そのとき、真珠爆弾が勝手に爆発した。なんだ?
「これって、そうか。海水に康史君の魔力が溶け込んだのね」
「ほう。考えたな。血に魔力を乗せて、狭範囲ながらオヌシの海域を作りだしたのか」
深沙央さんの解説とドラゴンの賞賛。よく分からないけど道は開けた。行くぞ!
「私も全力を放つわ。招勝式水圧砲吼弾!」
深沙央さんが海上に向けて輝く水の玉を放った。水の玉は海中の瘴気を貫いて、キレイな海水の道を作った。その海水を通して、海中に太陽光が届く。
太陽の剣が熱を帯びる。これなら。
「マーヤ!」
マーヤは確かに言っていた。勇者様、助けてって。
「だから! 世界を変えるために、まずはキミを助ける!」
「う……あ、康史さ……ん」
マーヤが右手を伸ばした。その手首には腕環が光る。俺専用の魔剣に力を込める。呼応するように太陽の剣が炎を帯びる。
ナナメ十字斬り。
腕環は斬り落とされ、マーヤは大きなフジツボから分離して人間の姿に戻った。大きなフジツボは海底に沈みながら崩れていく。海中を覆っていた瘴気も晴れていった。

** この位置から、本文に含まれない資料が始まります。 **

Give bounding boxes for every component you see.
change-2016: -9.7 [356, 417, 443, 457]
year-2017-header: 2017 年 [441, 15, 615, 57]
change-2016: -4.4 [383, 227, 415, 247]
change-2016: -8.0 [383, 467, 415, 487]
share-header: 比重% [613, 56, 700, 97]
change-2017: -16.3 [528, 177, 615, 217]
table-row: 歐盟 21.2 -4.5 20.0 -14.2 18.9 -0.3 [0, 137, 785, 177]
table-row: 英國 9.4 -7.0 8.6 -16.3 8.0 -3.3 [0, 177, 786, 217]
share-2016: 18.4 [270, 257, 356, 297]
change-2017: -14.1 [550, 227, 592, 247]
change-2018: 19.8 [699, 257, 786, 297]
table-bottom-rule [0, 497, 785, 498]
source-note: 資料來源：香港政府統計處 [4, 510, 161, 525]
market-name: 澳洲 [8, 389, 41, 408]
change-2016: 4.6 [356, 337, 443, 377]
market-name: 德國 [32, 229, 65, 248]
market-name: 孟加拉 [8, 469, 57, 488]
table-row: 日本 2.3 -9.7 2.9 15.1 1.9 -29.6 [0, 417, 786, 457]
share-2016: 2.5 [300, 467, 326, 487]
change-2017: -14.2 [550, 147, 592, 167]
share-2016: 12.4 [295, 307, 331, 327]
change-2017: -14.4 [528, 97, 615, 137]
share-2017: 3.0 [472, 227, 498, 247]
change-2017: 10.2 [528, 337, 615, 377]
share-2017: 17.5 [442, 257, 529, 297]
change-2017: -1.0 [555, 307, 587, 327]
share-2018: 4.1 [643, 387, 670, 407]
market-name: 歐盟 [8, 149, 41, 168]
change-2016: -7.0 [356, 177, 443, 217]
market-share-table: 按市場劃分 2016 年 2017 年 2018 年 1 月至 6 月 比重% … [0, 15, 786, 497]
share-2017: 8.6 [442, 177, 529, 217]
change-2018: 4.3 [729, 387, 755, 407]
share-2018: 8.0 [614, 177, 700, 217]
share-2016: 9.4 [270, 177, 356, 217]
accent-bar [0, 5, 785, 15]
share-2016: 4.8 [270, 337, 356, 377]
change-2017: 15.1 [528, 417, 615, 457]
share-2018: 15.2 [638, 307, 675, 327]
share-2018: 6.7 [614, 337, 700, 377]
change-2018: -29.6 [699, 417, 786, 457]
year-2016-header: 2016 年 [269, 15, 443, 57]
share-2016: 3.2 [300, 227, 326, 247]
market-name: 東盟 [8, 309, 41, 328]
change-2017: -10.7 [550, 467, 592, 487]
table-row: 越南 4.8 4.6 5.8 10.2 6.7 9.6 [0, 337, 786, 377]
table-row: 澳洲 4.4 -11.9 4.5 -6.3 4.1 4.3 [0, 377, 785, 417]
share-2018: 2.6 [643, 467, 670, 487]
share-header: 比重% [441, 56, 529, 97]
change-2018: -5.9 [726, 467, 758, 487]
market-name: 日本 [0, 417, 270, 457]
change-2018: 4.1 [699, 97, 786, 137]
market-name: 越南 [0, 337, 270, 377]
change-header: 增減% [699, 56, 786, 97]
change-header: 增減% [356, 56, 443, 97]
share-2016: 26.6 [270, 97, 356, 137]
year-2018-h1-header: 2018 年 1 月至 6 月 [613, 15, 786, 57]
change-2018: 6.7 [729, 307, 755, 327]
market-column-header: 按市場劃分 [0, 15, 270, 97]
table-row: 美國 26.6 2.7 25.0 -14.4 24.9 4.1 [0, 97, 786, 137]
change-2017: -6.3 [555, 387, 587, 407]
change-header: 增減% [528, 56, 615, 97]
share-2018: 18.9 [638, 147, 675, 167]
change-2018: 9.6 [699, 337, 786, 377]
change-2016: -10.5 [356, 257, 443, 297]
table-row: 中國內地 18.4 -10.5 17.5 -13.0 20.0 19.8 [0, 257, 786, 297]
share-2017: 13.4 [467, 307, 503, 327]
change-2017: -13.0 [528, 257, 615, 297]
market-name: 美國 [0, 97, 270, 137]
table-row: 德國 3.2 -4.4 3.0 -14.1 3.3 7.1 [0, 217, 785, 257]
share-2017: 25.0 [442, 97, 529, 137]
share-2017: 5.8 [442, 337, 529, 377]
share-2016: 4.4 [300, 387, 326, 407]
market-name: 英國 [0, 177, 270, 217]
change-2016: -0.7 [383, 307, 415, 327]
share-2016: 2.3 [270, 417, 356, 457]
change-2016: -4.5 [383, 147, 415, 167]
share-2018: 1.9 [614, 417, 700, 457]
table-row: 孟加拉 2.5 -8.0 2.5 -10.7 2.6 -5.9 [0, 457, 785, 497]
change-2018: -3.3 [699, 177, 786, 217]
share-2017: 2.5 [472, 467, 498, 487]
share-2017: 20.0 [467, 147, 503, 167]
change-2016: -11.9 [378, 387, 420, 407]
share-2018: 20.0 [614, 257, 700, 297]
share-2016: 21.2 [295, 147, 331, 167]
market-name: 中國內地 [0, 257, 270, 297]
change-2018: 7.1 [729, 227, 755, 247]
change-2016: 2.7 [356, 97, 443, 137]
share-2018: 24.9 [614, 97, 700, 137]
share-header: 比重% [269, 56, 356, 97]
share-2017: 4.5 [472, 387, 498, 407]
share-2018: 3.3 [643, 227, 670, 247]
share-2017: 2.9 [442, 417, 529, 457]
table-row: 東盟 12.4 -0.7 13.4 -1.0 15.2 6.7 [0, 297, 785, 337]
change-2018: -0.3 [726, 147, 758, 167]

俺たちは、虚ろな目をしたマーヤを連れて浜辺に戻った。
「これは」
浜辺に戻って愕然とした。マーヤの身体が石になりかけていたのだ。下半身から徐々に広がっていく。元の姿に戻った深沙央さんとメグさんも驚いていた。
「まさか暴走の代償なのか」
「それは違います。これは呪いなんです」
マーヤは苦しそうに言った。
「私が婚約者の元から逃げ出さないように施された呪い。こうなる事は分かっていました。もう時間切れなんです」
そんな。結婚しなかったら呪われて死ぬなんてメチャクチャだ。
「メグさん。回復魔法で何とかならないか」
メグさんは悔しそうに首を振った。
「深沙央さん。助けてやってくれ」
「呪いを解除することは、呪った本人ですら難しい事なのよ」
ここまで来て助けられないのか。なにか呪いを断ち切る手段は無いのか。異世界なんだろ。
「あっ」
思いつく。危険な賭け。断ち切る手段を探していて目に停まった。
俺は魔剣を手にした。
「康史君、何する気なの?」
俺用に進化した魔剣。扱いやすいように小型になってくれた剣だ。
今度はマーヤの呪いを断ち切ってくれ。そう願いを込めて魔力を込める。
石化が胸まで進み、苦しむマーヤを前に、剣を構えた。
「康史君!」「康史さん、やめてください」
「苦しみ抜いて石になって死ぬよりも、康史さんに最期を与えられたほうが幸せかもしれません」
違うよマーヤ。
「私は勇者様に助けられました。康史様に自我を取り戻してもらいました。ありがとう」
俺は、またキミを助ける。今度は笑顔を取り戻す。
「呪い、断ち切れェェ!」
斬りつけると、マーヤから黒い煙が噴き出して俺たちの頭上に滞留した。
マーヤは気絶していたけど、身体は元に戻っていた。やった。成功だ。
「剣撃で呪いと人を分かつなんて」
メグさんは驚嘆していた。
「さすが康史君。お祝いしなくちゃ、と言いたいところだけど」
深沙央さんが頭上の黒煙を警戒した。黒煙は心臓のように脈打っている。
「あれはなんだ?」
「呪いよ。呪いっていうのは呪った相手を呪い終わらないと消滅しないわ。このままだとほかの誰かを呪ってしまう」
「倒すことは出来ないのか?」
「倒すことが出来ないから呪いなのよ」
呪いの黒煙は蛇のような姿になる。上半身は人間。神話に出てくるメデューサみたいだ。
「あれは魔神です。マーヤさんを呪った者は魔神だったんです。そうなると吸血魔は魔神と手を結んでいたことになります」
メグさんの驚きようで、尋常じゃないことはわかった。
「魔神の事はあとにして、今は呪いをどうするかよね」
深沙央さんは渋った顔をすると、一人頷いた。
「よし。あの呪いは私が引き受けるわ」
「はぁ?」
「平気よ。いろんな異世界で呪われたけど、私には効かないみたいなのよね」
そんなことってあるのか。だからって今度は平気とは限らないし。
深沙央さんは心配する俺に気付いた。
「やってみる価値あるわ。私だってマーヤを助けたいもん」
黒煙に向かって深沙央さんは手を広げた。
「さぁ、呪いよ。私を呪いなさい。私と呪いどちらが勝つか、勝負よ」
呪いの黒煙は深沙央さんを包んで、身体に吸い込まれていった。